Нет ключа пароля, который известен только мне или чему-то подобному....
Какая идея здесь? Любой, кто будет иметь этот web.config с VS, сможет расшифровать информацию...
Я не понимаю...
Вы ошибочно предполагаете, что любой может расшифровать файл web.config. После того, как секция файла конфигурации зашифрована, ее можно дешифровать только на машине той же (или машине, у которой есть тот же ключ - это для веб-ферм).
Обычно довольно просто загрузить фактический web.config удаленно (через уязвимости). Но злоумышленник не будет иметь ваш ключ, а не сможет расшифровывать файл (или разделы с конфиденциальными данными).
Здесь вы должны доверять хосту вашего сайта, то есть чувствительный ключ не будет распространяться.
Вы можете указать поставщика шифрования, но по умолчанию используется поставщик RSA. Используется ключ, но он "секрет". Таким образом, кому-то понадобятся привилегии для запуска приложений на вашем сервере или неограниченный доступ к файловой системе, чтобы дешифровать ваш web.config.

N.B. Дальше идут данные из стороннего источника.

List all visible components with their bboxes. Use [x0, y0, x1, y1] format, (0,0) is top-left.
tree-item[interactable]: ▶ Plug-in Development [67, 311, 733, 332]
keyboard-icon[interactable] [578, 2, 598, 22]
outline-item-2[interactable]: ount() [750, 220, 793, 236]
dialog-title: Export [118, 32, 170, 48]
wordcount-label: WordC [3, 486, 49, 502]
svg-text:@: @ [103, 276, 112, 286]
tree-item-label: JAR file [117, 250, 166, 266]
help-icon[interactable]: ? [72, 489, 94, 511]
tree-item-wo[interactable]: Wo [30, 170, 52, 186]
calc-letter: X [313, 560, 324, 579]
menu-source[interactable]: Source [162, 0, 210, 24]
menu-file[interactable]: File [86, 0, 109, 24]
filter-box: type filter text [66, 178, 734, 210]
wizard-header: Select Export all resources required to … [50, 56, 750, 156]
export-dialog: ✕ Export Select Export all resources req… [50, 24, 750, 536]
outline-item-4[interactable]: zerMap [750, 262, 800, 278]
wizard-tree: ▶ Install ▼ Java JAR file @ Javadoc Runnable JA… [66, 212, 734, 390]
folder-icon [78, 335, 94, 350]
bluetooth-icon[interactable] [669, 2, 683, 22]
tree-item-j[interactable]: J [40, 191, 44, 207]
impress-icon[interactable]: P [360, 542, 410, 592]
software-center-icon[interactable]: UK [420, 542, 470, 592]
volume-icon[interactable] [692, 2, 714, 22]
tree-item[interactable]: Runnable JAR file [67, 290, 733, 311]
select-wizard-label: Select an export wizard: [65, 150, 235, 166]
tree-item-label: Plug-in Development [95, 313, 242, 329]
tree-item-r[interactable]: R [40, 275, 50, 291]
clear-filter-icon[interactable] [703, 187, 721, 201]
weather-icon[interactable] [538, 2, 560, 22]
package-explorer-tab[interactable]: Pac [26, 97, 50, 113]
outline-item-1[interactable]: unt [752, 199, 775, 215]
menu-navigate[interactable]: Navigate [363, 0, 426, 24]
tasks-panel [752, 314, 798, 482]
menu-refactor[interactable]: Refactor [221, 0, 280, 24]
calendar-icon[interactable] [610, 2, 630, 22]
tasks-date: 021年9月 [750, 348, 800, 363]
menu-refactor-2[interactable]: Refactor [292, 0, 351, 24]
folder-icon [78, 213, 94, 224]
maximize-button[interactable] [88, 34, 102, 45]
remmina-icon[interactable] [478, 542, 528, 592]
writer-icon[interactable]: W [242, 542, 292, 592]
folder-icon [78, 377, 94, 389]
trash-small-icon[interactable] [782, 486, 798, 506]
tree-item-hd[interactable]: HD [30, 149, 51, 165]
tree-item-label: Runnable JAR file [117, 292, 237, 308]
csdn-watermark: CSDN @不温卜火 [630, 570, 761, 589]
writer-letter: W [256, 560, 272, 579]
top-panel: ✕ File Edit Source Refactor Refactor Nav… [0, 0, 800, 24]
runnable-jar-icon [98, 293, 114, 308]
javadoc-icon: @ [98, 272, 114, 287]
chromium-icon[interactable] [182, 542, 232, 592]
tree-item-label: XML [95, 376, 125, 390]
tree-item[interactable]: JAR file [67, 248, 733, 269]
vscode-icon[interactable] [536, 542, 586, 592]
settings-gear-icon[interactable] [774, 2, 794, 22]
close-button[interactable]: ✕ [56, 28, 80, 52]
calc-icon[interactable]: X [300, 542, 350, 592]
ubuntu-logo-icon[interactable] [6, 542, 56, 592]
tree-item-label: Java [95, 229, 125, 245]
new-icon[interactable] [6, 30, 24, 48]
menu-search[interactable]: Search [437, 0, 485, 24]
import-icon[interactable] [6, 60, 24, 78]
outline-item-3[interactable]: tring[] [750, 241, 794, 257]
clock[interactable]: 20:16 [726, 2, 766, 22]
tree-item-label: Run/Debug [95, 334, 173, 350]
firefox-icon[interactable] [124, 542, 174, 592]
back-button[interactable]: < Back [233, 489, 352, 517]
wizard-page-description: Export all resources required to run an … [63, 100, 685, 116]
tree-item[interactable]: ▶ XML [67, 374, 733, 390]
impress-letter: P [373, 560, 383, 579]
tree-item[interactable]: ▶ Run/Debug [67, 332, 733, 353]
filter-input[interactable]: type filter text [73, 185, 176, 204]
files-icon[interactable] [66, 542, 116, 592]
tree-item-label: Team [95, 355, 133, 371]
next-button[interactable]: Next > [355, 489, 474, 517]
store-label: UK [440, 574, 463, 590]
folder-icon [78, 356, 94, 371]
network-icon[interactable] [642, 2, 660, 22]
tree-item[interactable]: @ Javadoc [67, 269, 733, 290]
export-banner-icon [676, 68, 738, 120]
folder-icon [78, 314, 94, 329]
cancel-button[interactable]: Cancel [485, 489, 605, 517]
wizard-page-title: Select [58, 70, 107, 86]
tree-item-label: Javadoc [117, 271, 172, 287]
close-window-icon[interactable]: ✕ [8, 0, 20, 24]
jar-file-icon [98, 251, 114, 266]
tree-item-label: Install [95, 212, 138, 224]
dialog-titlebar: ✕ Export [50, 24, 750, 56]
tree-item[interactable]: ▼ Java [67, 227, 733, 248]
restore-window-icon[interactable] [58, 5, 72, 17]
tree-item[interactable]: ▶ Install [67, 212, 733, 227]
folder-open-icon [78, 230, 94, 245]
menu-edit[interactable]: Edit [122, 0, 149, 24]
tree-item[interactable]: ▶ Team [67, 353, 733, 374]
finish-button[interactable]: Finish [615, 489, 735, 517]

Это (особенно шаг 2) говорит об этом:
Я не знаю, использует ли инструмент aspnet_regiis.exe ключи для шифрования или дешифрования web.config. Но Если он хранится в файле web.config, он будет дешифрован всем, у кого установлен aspnet_regiis utlility, но если он хранится в файле machine.config или в .Net Framework компьютера, а не будет расшифрован кем-либо.